Although the hypothetical question must set forth with reasonable precision the claimant's impairments, it need only include those impairments and limitations found credible by the ALJ. See Heino v. Astrue, 578 F.3d 873, 882 (8th Cir. 2009) (citing Pertuis v. Apfel, 152 F.3d 1006, 1007 (8th Cir. 1998)).
Here, the sedentary RFC reflected in the ALJ's hypothetical question, with additional limitations for postural climbing activities, environmental exposure, and limitations to simple and repetitive tasks, is significantly limiting, and includes the limitations the ALJ found credible, relevant, and supported by the record. The ALJ explicitly found that the excluded assumptions were not valid or justified by the preponderance of the medical evidence and opinions on the record. He noted that there was no objective medical foundation for Plaintiff's musculoskeletal complaints, other than the surgically corrected instance of right carpal tunnel syndrome, and that there were no documented medical records of recently occurring headaches, dizziness, lightheadedness, or falling episodes of sufficient frequency to prevent Plaintiff from maintaining a normal work schedule. Having already determined that the ALJ properly discounted Plaintiff's subjective allegations of impairment, the Court cannot conclude that the ALJ erred in posing a hypothetical which did not include the previously discredited allegations. Id.

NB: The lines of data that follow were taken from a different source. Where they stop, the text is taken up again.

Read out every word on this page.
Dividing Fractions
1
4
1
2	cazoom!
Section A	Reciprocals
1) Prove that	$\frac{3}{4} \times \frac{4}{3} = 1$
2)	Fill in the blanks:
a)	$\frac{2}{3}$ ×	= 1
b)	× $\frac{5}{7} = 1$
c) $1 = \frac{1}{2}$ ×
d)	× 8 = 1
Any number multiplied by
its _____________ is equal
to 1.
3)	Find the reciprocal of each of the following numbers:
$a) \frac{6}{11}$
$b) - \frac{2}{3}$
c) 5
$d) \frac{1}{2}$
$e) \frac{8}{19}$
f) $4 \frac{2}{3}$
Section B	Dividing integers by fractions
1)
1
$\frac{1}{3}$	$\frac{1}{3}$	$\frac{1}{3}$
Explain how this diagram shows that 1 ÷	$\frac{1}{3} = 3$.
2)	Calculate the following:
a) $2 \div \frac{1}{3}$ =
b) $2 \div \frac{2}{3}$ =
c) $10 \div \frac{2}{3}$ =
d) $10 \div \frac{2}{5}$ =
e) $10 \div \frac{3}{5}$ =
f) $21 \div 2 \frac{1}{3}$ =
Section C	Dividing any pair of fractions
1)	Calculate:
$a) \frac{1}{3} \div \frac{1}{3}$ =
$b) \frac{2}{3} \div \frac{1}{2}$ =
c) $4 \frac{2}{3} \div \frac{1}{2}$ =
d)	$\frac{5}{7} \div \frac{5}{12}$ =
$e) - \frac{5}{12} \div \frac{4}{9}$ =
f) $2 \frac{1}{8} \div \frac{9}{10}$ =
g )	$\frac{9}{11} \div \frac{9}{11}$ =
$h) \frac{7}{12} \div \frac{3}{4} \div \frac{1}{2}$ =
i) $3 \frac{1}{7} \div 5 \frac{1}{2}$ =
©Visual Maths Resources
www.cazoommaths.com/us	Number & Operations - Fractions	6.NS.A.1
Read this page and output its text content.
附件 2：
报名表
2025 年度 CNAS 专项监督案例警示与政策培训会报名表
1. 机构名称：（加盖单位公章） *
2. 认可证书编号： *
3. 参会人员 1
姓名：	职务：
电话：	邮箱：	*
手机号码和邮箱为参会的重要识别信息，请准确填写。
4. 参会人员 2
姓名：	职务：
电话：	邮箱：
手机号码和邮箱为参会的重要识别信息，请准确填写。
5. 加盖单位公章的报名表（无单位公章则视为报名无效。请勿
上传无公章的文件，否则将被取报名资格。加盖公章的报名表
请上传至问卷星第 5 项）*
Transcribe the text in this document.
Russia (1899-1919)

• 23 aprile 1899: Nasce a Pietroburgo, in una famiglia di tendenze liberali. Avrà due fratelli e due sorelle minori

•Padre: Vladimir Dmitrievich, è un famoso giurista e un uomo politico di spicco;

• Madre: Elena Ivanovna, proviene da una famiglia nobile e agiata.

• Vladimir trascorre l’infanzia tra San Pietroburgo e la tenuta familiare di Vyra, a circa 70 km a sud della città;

In accordance with applicable statutes and regulations, Plaintiff had a fair hearing and full administrative consideration of her application for Supplemental Security Income under Title XVI of the Act, 42 U.S.C. §§ 1381-1383f. Substantial evidence on the record as a whole supports the Commissioner's decision regarding Plaintiff's application.
Accordingly,
A separate Judgment shall accompany this Memorandum and Order.